A Beautiful Picture of Marriage and Friendship

“Marriage is not a lifelong attraction of two individuals to each other, but a call for two people to witness together to God’s love. . . . [The] intimacy of marriage itself is an intimacy that is based on the common participation in a love greater than the love two people can offer each other. The real mystery of marriage is not that [two people] love each other so much that they can find God in each other’s lives, but that God loves them so much that they can discover each other more and more as living reminders of God’s divine presence. They are brought together, indeed, as two prayerful hands extended toward God and forming in this way a home for God in this world.

The same is true for friendship. Deep and mature friendship does not mean that we keep looking each other in the eyes and are constantly impressed or enraptured by each other’s beauty, talents, and gifts, but it means that together we look at God, who calls us to God’s service” (Henri Nouwen).
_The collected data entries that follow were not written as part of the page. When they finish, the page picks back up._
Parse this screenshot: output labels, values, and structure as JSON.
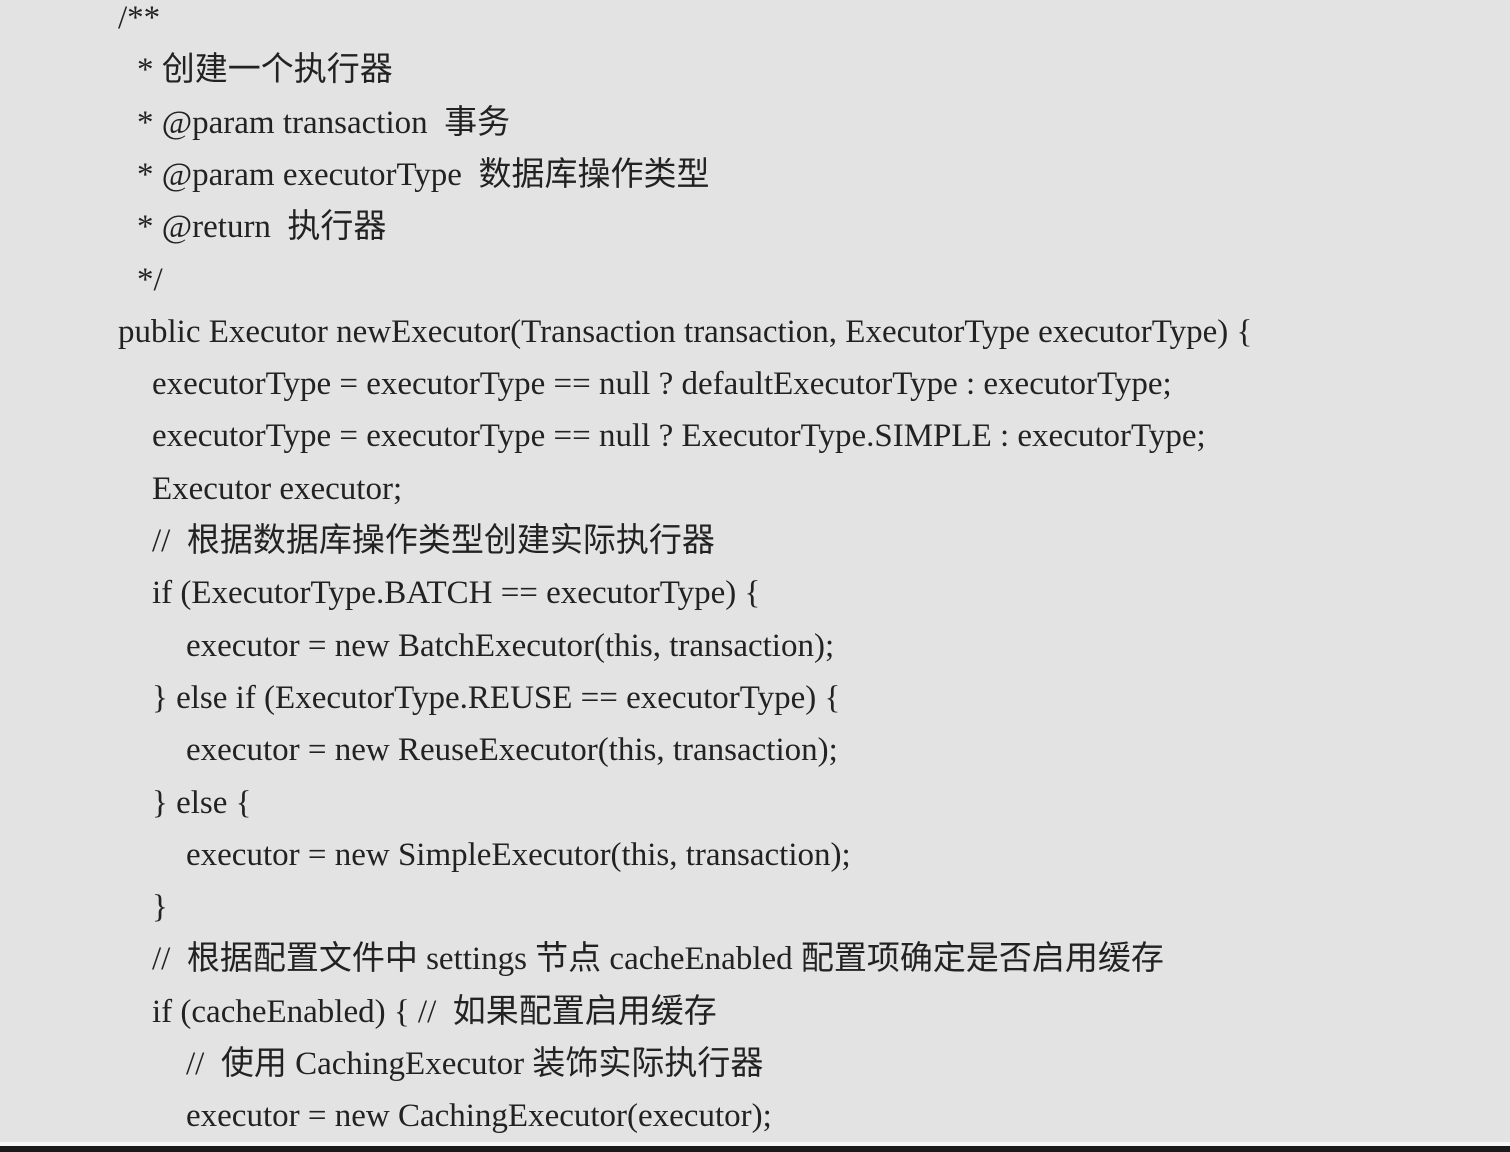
{
  "code_lines": [
    {
      "indent": 0,
      "text": "/**"
    },
    {
      "indent": "c",
      "text": "* 创建一个执行器"
    },
    {
      "indent": "c",
      "text": "* @param transaction  事务"
    },
    {
      "indent": "c",
      "text": "* @param executorType  数据库操作类型"
    },
    {
      "indent": "c",
      "text": "* @return  执行器"
    },
    {
      "indent": "c",
      "text": "*/"
    },
    {
      "indent": 0,
      "text": "public Executor newExecutor(Transaction transaction, ExecutorType executorType) {"
    },
    {
      "indent": 1,
      "text": "executorType = executorType == null ? defaultExecutorType : executorType;"
    },
    {
      "indent": 1,
      "text": "executorType = executorType == null ? ExecutorType.SIMPLE : executorType;"
    },
    {
      "indent": 1,
      "text": "Executor executor;"
    },
    {
      "indent": 1,
      "text": "//  根据数据库操作类型创建实际执行器"
    },
    {
      "indent": 1,
      "text": "if (ExecutorType.BATCH == executorType) {"
    },
    {
      "indent": 2,
      "text": "executor = new BatchExecutor(this, transaction);"
    },
    {
      "indent": 1,
      "text": "} else if (ExecutorType.REUSE == executorType) {"
    },
    {
      "indent": 2,
      "text": "executor = new ReuseExecutor(this, transaction);"
    },
    {
      "indent": 1,
      "text": "} else {"
    },
    {
      "indent": 2,
      "text": "executor = new SimpleExecutor(this, transaction);"
    },
    {
      "indent": 1,
      "text": "}"
    },
    {
      "indent": 1,
      "text": "//  根据配置文件中 settings 节点 cacheEnabled 配置项确定是否启用缓存"
    },
    {
      "indent": 1,
      "text": "if (cacheEnabled) { //  如果配置启用缓存"
    },
    {
      "indent": 2,
      "text": "//  使用 CachingExecutor 装饰实际执行器"
    },
    {
      "indent": 2,
      "text": "executor = new CachingExecutor(executor);"
    }
  ]
}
The best relationships, whether marriage or friendships, are the ones that best reflect God’s love for His people. They aren’t generated out of a self-initiated kind of love but a love that is first from above, as in we love because God first loved us. We are lovable because God is love and showered His love on us when we were yet sinners and very unlovable.

I heard that the ideal marriage is not you and me in a perfect setting, i.e white picket fences and 2.5 kids, forever, but two people who have discovered that they can serve God better together than apart. Together, they mirror the love Christ has for His bride, the Church.

True friendships are the ones that make us more like Jesus and spur us on to pursue the things of God — and God above all — more and more the deeper the friendship gets. They never let us settle but always encourage, challenge, rebuke, and restore us to keep keeping our eyes on Jesus at all times in all places.

May we never stop seeking those kinds of marriages and friendships that are a display of God’s love and a witness to a watching world of how that kind of love can save and redeem.